At some point we finished our convo and hung up, and I trimmed the corners of the quilt, flipped the facing, steam burned my fingers pressing it all to the back, and pinned it down. When I turned it over, I realized that it was all wrong. I’d trimmed the quilt too close to the quilting, and then it was just not going to look right. It was obviously wrong, and it wasn’t just going to look obviously wrong to me, either, it was going to be obvious to anybody who looked at the quilt. And you can’t just leave it and say yeah, it’s okay and walk away. See, the circles were supposed to be centered in the squares, and it’s completely obvious that they’re not:

I was actually stunned for a minute, because I couldn’t even figure out what happened, and why it didn’t turn out right. Looking back, I think it was a combination of not remembering the entire plan from the beginning of the quilt and not taking into account the bulk of the fabric when it’s flipped to the back which eats up an eighth of an inch or more. Right then, it didn’t really matter why it happened, and I did assure G later that I didn’t mess it up because I was on the phone with him; the fatal cutting decision happened before he called. At that point, I just needed to figure out how to fix it, and I couldn’t simply take off the facing and put it back on farther out because I’d already trimmed the corners and graded the seam allowances so there was no going back.

I decided to brandish the rotary cutter a bit rashly and cut it down even further, and to be honest, the quilt is better for the “mistake.” The circles are now half circles, and I managed to cut and sew it pretty well so they really are half of a circle, and not three eighths or five eighths of a circle. Instead of being predictable, now it’s interesting. It’s not so planned looking and it’s more spontaneous. I got lucky and all is not lost.

And I remember having a couple of those kinds of thoughts in the back of my head during this “sewing while on the phone” episode too: thoughts like “I’m not sure about the border; it’s not quite what I envisioned. It’s not looking quite as good as it did in my head.” If I hadn’t been on the phone and already multitasking, maybe those thoughts would have moved a little farther forward in my brain, and the outcome might have been the same in the end, but who knows?

So here’s the point: I’ve been quilting for 20 years and sewing for 30, so a lot of what I do is just plain instinct and habit, which isn’t always a good thing. It’s great to just “know” what to do and how to make something work and come out the way you want it to a lot of the time, but sometimes things need more conscious thought and planning. Yesterday I wasn’t really thinking and planning what I was doing; I was acting on instinct and habit and figuring I knew what I was doing. Sometimes that instinct and habit can turn right around and send me sliding down the shower wall into the drain, which is sort of what happened yesterday.

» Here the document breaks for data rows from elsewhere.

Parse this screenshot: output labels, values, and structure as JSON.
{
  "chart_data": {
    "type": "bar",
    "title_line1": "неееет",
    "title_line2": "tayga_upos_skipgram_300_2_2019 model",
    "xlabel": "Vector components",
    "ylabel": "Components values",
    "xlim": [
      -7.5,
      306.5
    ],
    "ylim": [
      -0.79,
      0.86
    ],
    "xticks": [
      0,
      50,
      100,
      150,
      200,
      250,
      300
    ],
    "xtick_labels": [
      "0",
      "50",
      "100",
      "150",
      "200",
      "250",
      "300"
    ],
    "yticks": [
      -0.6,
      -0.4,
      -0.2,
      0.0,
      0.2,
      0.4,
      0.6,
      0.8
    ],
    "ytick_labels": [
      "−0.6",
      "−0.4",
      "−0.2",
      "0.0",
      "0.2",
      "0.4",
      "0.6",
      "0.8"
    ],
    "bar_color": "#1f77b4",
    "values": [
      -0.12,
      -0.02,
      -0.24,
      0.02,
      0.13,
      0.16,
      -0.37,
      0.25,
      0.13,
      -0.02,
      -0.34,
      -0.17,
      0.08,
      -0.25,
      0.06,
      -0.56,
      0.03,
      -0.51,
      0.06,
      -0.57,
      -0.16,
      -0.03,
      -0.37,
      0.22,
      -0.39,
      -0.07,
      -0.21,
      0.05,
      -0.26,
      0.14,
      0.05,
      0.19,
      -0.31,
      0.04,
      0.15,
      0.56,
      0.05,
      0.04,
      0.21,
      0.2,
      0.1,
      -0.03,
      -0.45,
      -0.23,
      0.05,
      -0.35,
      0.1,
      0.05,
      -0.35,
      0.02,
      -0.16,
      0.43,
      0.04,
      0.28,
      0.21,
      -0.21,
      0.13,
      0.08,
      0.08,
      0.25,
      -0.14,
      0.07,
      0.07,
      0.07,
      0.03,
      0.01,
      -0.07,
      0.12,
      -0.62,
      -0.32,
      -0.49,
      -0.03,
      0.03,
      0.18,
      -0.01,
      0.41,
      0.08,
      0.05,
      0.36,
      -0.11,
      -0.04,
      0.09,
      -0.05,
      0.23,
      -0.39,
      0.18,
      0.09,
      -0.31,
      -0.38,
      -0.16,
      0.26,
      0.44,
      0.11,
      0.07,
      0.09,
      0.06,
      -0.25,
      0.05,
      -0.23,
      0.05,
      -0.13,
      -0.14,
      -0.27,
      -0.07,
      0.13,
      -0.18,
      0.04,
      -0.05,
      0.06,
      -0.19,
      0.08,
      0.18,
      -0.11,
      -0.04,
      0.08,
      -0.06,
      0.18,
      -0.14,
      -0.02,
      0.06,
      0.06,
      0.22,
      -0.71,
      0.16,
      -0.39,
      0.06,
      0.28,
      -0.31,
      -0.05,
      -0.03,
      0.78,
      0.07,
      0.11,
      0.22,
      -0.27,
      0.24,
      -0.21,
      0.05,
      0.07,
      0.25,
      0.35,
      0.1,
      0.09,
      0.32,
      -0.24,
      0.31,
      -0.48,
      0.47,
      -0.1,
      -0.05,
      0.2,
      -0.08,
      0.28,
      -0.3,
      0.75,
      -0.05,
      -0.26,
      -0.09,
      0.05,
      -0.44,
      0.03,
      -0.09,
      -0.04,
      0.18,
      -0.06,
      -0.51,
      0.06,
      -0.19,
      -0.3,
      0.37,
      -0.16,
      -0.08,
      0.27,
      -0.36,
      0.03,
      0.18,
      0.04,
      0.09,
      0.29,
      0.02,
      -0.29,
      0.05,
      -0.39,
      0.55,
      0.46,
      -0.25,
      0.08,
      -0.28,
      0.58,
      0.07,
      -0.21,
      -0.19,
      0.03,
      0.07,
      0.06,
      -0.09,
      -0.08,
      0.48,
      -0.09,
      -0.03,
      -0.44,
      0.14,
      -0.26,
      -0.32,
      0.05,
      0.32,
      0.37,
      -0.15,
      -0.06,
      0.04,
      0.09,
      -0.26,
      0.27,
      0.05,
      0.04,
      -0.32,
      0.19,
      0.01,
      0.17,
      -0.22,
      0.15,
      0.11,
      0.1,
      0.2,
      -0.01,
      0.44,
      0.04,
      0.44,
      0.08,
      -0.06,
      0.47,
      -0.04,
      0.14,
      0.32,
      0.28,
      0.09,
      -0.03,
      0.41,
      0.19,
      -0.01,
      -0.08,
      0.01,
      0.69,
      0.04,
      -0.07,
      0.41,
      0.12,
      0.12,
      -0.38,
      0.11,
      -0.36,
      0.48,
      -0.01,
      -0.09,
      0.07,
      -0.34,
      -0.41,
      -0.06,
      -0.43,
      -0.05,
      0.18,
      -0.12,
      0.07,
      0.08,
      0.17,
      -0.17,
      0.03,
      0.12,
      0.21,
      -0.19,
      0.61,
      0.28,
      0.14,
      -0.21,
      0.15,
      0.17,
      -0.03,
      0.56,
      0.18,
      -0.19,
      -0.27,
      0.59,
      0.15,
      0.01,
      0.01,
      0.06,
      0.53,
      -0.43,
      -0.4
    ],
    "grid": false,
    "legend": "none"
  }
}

Unlike the spider though, I won’t die of it, which means I can learn from it. Sure, you’d think I’d have learned this one already, because it’s not like I haven’t ever trimmed a quilt wrong before, but hey, sometimes it takes more than once, or even a refresher course years down the road. This was probably my refresher course in quilt trimming and what not to do.

Spider number five? He probably doesn’t get a refresher course. He was a tough little sucker, requiring a switch to the heavy massage setting with the handheld shower head to get him to let go and take a slide down the wall and wash down the drain. With any luck, it’s the last spider I’ll have to deal with this week though I’m not counting on it. I’m keeping the combat boots handy and thinking that a call to an exterminator might not be a bad plan.